Molly Sweeney, one of Coach Mac’s four grandchildren, reflected on his role as her beloved Papa.
“He always made each one of us think we were his favorite,” she said. To her, Coach Mac represented family, faith and football, but so much more as well — Maine doughnuts, coffee, full-sized Snickers bars and breakfasts.
“He is the kind of person who loved you so much you thought your heart would explode,” she said. “Heaven is a little more orange now because of you.”
ESPN broadcaster Sean McDonough ’84, was sort of a reluctant Syracuse University student after not being admitted to his first choice, Notre Dame. He was a student employee in the sports information office, in the fall of 1980, when he attended the press conference introducing MacPherson as the new Syracuse football coach. Coach Mac, who was greeting everyone from the Chancellor to the student interns, shook McDonough’s hand. Through conversation, he realized that he knew McDonough’s father, Boston sportswriter Will McDonough.
“We are going to talk about what Sean McDonough can do to help get this football program off the ground,” Coach Mac promised. A few weeks later, true to his word and with a 15-minute notice, Coach Mac met McDonough outside of Day Hall. He proceeded to take him to Mass and football practice, and thus began McDonough’s work with the football program.
McDonough said he learned many things over the next three-and-a-half years, which uplifted his SU experience. Coach Mac even stepped in when McDonough was facing the possibility of not returning to school because of finances. Within months, McDonough became the voice of the Syracuse Chiefs, which helped to launch his professional broadcasting career.
“It is not an overstatement to say that Coach’s intervention saved the arc and path of my life,” McDonough said. “He changed my life, saved my life and continued to influence my life.”
McDonough also recalled MacPherson’s exuberance and love for Syracuse in the coach’s role as a broadcaster for Orange football games, which began after his tenure as head coach of the New England Patriots.
“Syracuse and Central New York have never had a better ambassador than Coach Mac, and they never will,” he said.
Macky ’14 and Cameron ’16 MacPherson, Coach Mac’s grandsons, concluded the service with their reflections on their beloved grandfather.
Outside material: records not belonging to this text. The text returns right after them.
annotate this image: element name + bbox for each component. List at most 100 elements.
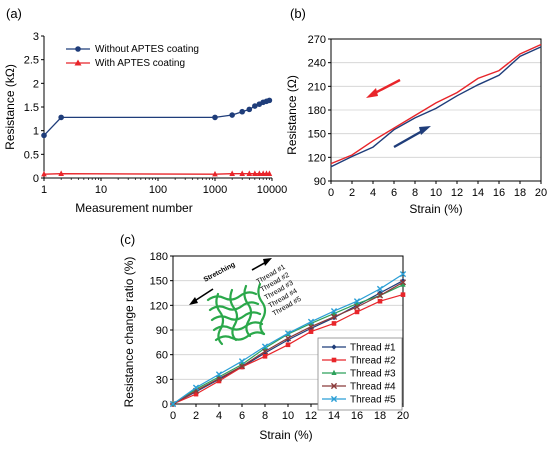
data-point-series-5 [330, 307, 338, 315]
x-tick-label: 20 [397, 410, 409, 422]
data-point-series-2 [246, 170, 253, 176]
legend-marker-thread-1 [331, 344, 337, 350]
data-point-series-2 [216, 378, 222, 384]
x-tick-label: 2 [193, 410, 199, 422]
x-tick-label: 10 [95, 184, 107, 196]
data-point-series-4 [330, 313, 338, 320]
legend-marker-without-aptes [75, 46, 81, 52]
panel-b-plot: 90 120 150 180 210 240 270 0 2 4 6 8 10 12 14 16 18 20 [308, 34, 547, 199]
x-tick-label: 12 [305, 410, 317, 422]
data-point-series-2 [266, 170, 273, 176]
stretch-arrow-left-head [189, 297, 198, 305]
data-point-series-5 [169, 400, 177, 408]
data-point-series-2 [308, 329, 314, 334]
x-tick-label: 16 [351, 410, 363, 422]
y-tick-label: 240 [308, 58, 326, 70]
data-point-series-1 [41, 132, 47, 139]
x-tick-label: 0 [170, 410, 176, 422]
legend-marker-thread-2 [331, 357, 337, 363]
data-point-series-2 [377, 298, 383, 304]
panel-c: (c) Resistance change ratio (%) Strain (… [120, 232, 409, 442]
panel-b-label: (b) [290, 6, 306, 21]
data-point-series-2 [229, 170, 235, 176]
data-point-series-5 [192, 384, 200, 391]
data-point-series-2 [239, 170, 245, 176]
y-tick-label: 0 [162, 399, 168, 411]
panel-c-legend-items: Thread #1 Thread #2 Thread #3 Thread #4 Thre… [322, 343, 396, 406]
x-tick-label: 4 [216, 410, 222, 422]
data-point-series-4 [307, 323, 315, 330]
data-point-series-1 [246, 106, 253, 113]
y-tick-label: 1 [33, 126, 39, 138]
data-point-series-5 [238, 358, 246, 365]
x-tick-label: 1 [41, 184, 47, 196]
x-tick-label: 6 [391, 187, 397, 199]
x-tick-label: 6 [239, 410, 245, 422]
y-tick-label: 180 [150, 251, 168, 263]
panel-c-ylabel: Resistance change ratio (%) [122, 257, 136, 408]
legend-marker-thread-5 [330, 395, 338, 403]
series-line-2 [330, 43, 542, 165]
data-point-series-3 [400, 281, 406, 287]
arrow-decreasing-head [366, 88, 378, 98]
y-tick-label: 210 [308, 81, 326, 93]
x-tick-label: 18 [374, 410, 386, 422]
data-point-series-4 [238, 363, 246, 370]
y-tick-label: 150 [150, 276, 168, 288]
legend-label-thread-2: Thread #2 [350, 356, 396, 367]
data-point-series-2 [285, 342, 291, 348]
y-tick-label: 120 [150, 300, 168, 312]
inset-thread-labels: Thread #1 Thread #2 Thread #3 Thread #4 … [256, 264, 303, 318]
panel-a-label: (a) [6, 6, 22, 21]
panel-b-xlabel: Strain (%) [409, 202, 462, 216]
data-point-series-1 [252, 103, 258, 109]
data-point-series-4 [353, 303, 361, 311]
panel-a-ylabel: Resistance (kΩ) [3, 64, 17, 150]
data-point-series-1 [229, 112, 235, 118]
y-tick-label: 120 [308, 152, 326, 164]
data-point-series-2 [212, 170, 218, 177]
y-tick-label: 2.5 [24, 55, 39, 67]
y-tick-label: 1.5 [24, 102, 39, 114]
y-tick-label: 270 [308, 34, 326, 46]
data-point-series-2 [256, 170, 263, 176]
legend-label-with-aptes: With APTES coating [95, 58, 185, 69]
x-tick-label: 10 [430, 187, 442, 199]
series-line-1 [43, 99, 270, 136]
x-tick-label: 20 [535, 187, 547, 199]
data-point-series-5 [261, 343, 269, 350]
legend-marker-thread-3 [331, 369, 337, 375]
data-point-series-5 [376, 285, 384, 292]
x-tick-label: 2 [349, 187, 355, 199]
x-tick-label: 12 [451, 187, 463, 199]
panel-a-legend: Without APTES coating With APTES coating [66, 44, 199, 69]
legend-marker-thread-4 [330, 382, 338, 390]
series-line-1 [330, 46, 542, 168]
panel-c-legend: Thread #1 Thread #2 Thread #3 Thread #4 Thre… [317, 337, 403, 411]
y-tick-label: 30 [156, 374, 168, 386]
panel-b-arrows [366, 78, 431, 149]
x-tick-label: 10 [282, 410, 294, 422]
arrow-increasing-head [419, 126, 431, 135]
data-point-series-4 [399, 279, 407, 286]
legend-label-thread-3: Thread #3 [350, 369, 396, 380]
stretch-arrow-right-head [263, 258, 272, 266]
legend-label-without-aptes: Without APTES coating [95, 44, 199, 55]
x-tick-label: 8 [262, 410, 268, 422]
panel-c-label: (c) [120, 232, 135, 247]
x-tick-label: 18 [514, 187, 526, 199]
plot-frame [173, 255, 404, 404]
panel-b-ylabel: Resistance (Ω) [285, 75, 299, 155]
data-point-series-3 [354, 300, 360, 306]
data-point-series-4 [261, 348, 269, 355]
y-tick-label: 90 [156, 325, 168, 337]
data-point-series-2 [262, 354, 268, 359]
data-point-series-5 [215, 371, 223, 378]
data-point-series-2 [400, 292, 406, 297]
data-point-series-4 [284, 335, 292, 342]
data-point-series-2 [331, 321, 337, 326]
data-point-series-3 [331, 310, 337, 316]
x-tick-label: 0 [328, 187, 334, 199]
y-tick-label: 3 [33, 31, 39, 43]
mesh-illustration [206, 282, 267, 346]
Both played for the Orange; Macky is now a graduate assistant to Coach Dino Babers and Cameron is pursuing a graduate degree at the University.
“There are not enough hours in a day or days in the year to explain what he meant to me,” Macky said.
Coach Mac was a father figure to his grandsons — he taught them how to throw a football, play golf, be tough through pain and grow to be men of morals, character and integrity. Both brothers have fond memories of growing up on the Syracuse sidelines, attending practices led by former head coach Paul Pasqualoni.
“Not only was he a Hall of Fame coach — he was a Hall of Fame grandfather,” Macky said.
Cameron, a poet, talked of his Papa as a man of ritual. He remembers many things — rosary beads, coffee, barber shops, diners, chocolate-glazed doughnuts — things that Coach Mac loved that combined into wonderful memories for his grandchildren. The most important memories they have taken from their grandfather, though, are the ones that defined him best — his displays of character, values, of doing the right thing. He did that for 86 years, and now, Cameron said, “You have earned your rest.”